2006-11-06 Thread Nicolas Grilly
Hi Paul,

On 11/6/06, Paul Barrett <[EMAIL PROTECTED]> wrote:
> The ft2font module provides a Python interface to the FT2Font C API.
> get_charmap is one of the methods in this API as is set_charmap.  A
> font can have multiple character maps.

Ok.

> get_charmap() returns the default one.  Others can be specified
> by providing an argument to get_charmap(). To add a new charmap
> to the font, you must first find out what charmaps it contains,
> so get_charmap is needed for this.

I disagree. Method FT2Font::get_charmap doesn't return the list of
available character maps; it returns a dictionary mapping glyph
indices to character codes in the *current character map*.

You wrote "other character maps can be specified by providing an
argument to get_charmap", but method FT2Font::get_charmap doesn't
accept any parameter (I looked at line 1208 of file ft2font.cpp).
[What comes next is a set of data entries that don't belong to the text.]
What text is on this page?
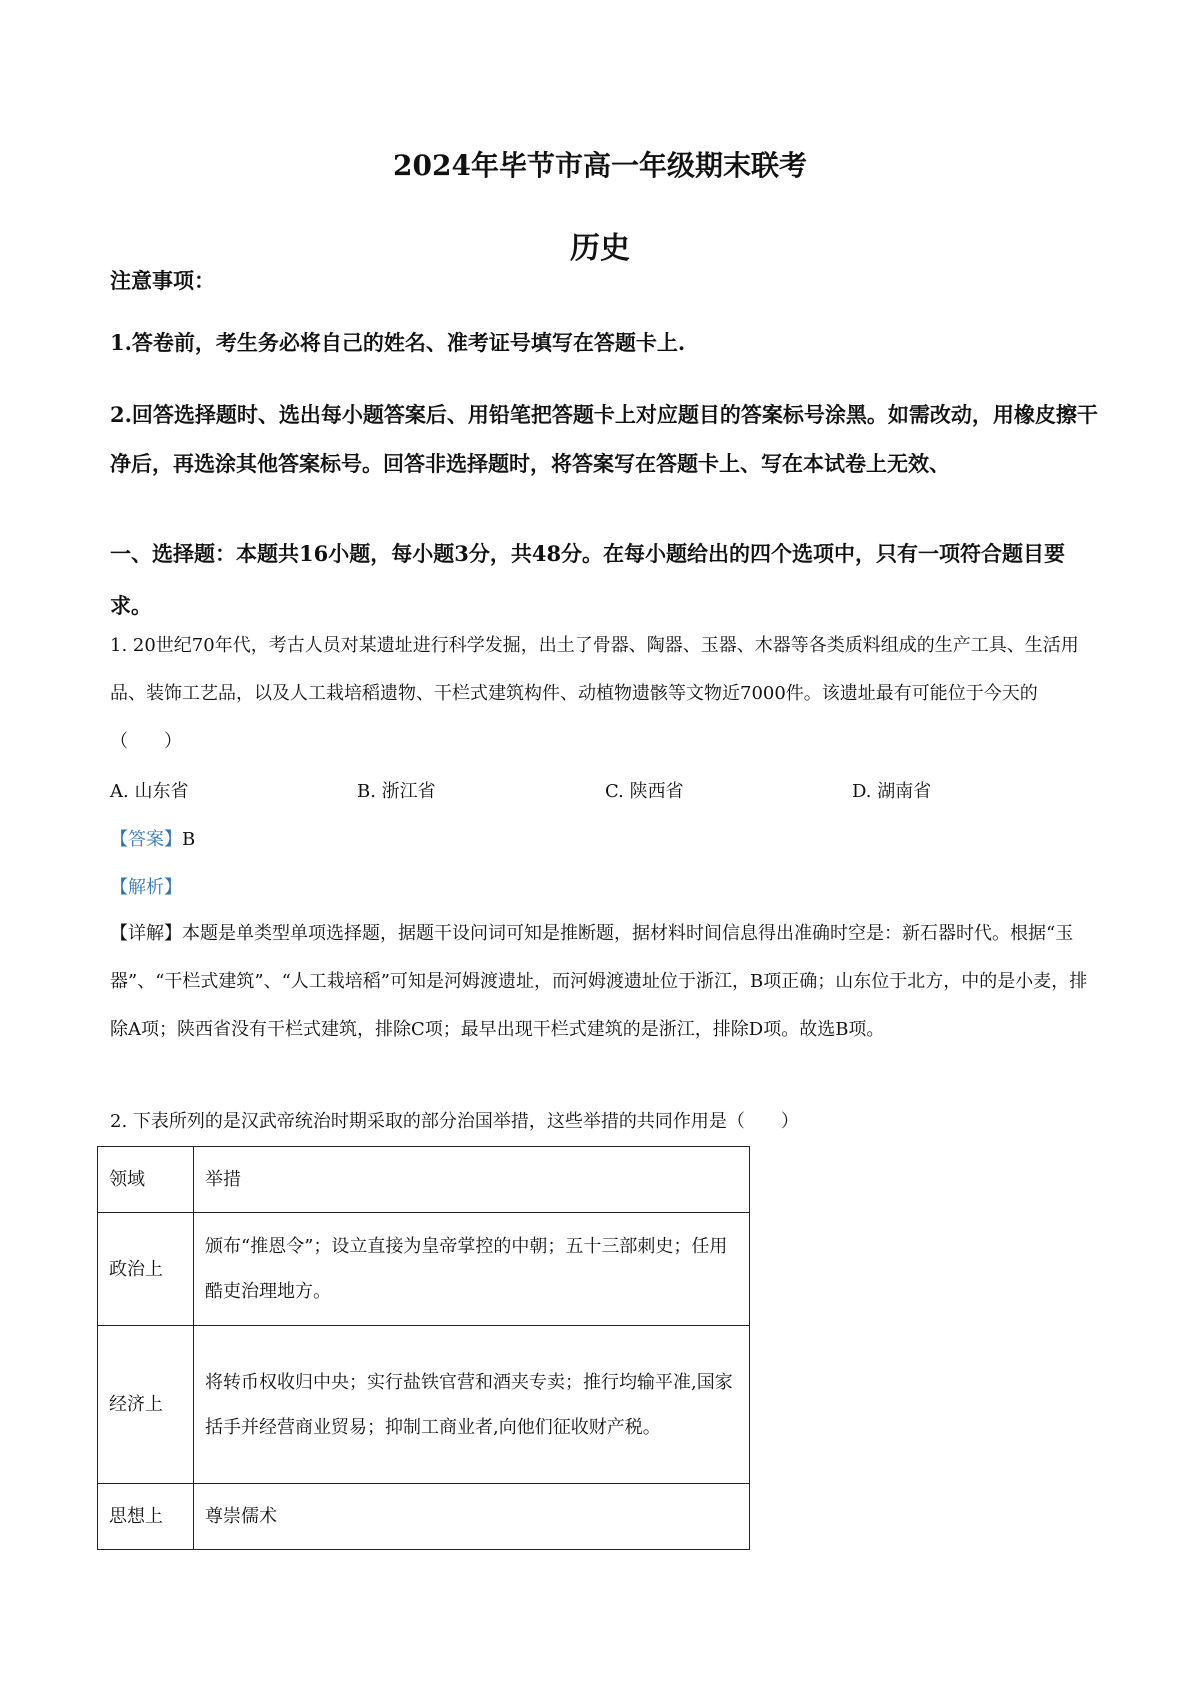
2024年毕节市高一年级期末联考
历史
注意事项：
1.答卷前，考生务必将自己的姓名、准考证号填写在答题卡上.
2.回答选择题时、选出每小题答案后、用铅笔把答题卡上对应题目的答案标号涂黑。如需改动，用橡皮擦干净后，再选涂其他答案标号。回答非选择题时，将答案写在答题卡上、写在本试卷上无效、
一、选择题：本题共16小题，每小题3分，共48分。在每小题给出的四个选项中，只有一项符合题目要求。
1. 20世纪70年代，考古人员对某遗址进行科学发掘，出土了骨器、陶器、玉器、木器等各类质料组成的生产工具、生活用品、装饰工艺品，以及人工栽培稻遗物、干栏式建筑构件、动植物遗骸等文物近7000件。该遗址最有可能位于今天的（　　）
A. 山东省	B. 浙江省	C. 陕西省	D. 湖南省
【答案】B
【解析】
【详解】本题是单类型单项选择题，据题干设问词可知是推断题，据材料时间信息得出准确时空是：新石器时代。根据“玉器”、“干栏式建筑”、“人工栽培稻”可知是河姆渡遗址，而河姆渡遗址位于浙江，B项正确；山东位于北方，中的是小麦，排除A项；陕西省没有干栏式建筑，排除C项；最早出现干栏式建筑的是浙江，排除D项。故选B项。
2. 下表所列的是汉武帝统治时期采取的部分治国举措，这些举措的共同作用是（　　）
领域	举措
政治上	颁布“推恩令”；设立直接为皇帝掌控的中朝；五十三部刺史；任用酷吏治理地方。
经济上	将转币权收归中央；实行盐铁官营和酒夹专卖；推行均输平准,国家括手并经营商业贸易；抑制工商业者,向他们征收财产税。
思想上	尊崇儒术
> In addition, changing this method to return the reverse mapping would
> violate the rule of least surprise.

Yes, but in my opinion, this is the current solution that violates
"the rule of least surprise".

Method FT2Font::get_charmap calls two important methods of FreeType:
FT_Get_First_Char and FT_Get_Next_Char. These two methods are used to
parse all character codes from first to last in the current character
map, and returning corresponding glyphs.

You can read those methods description and an example at this URL:
http://www.freetype.org/freetype2/docs/reference/ft2-base_interface.html#FT_Get_First_Char

Reading this example, it seems apparent the "least surprising
solution" is a mapping from character codes to glyph indices, doesn't
it?

> Note that creating the reverse dict is easy in Python.

Yep, it's why we love programming in Python!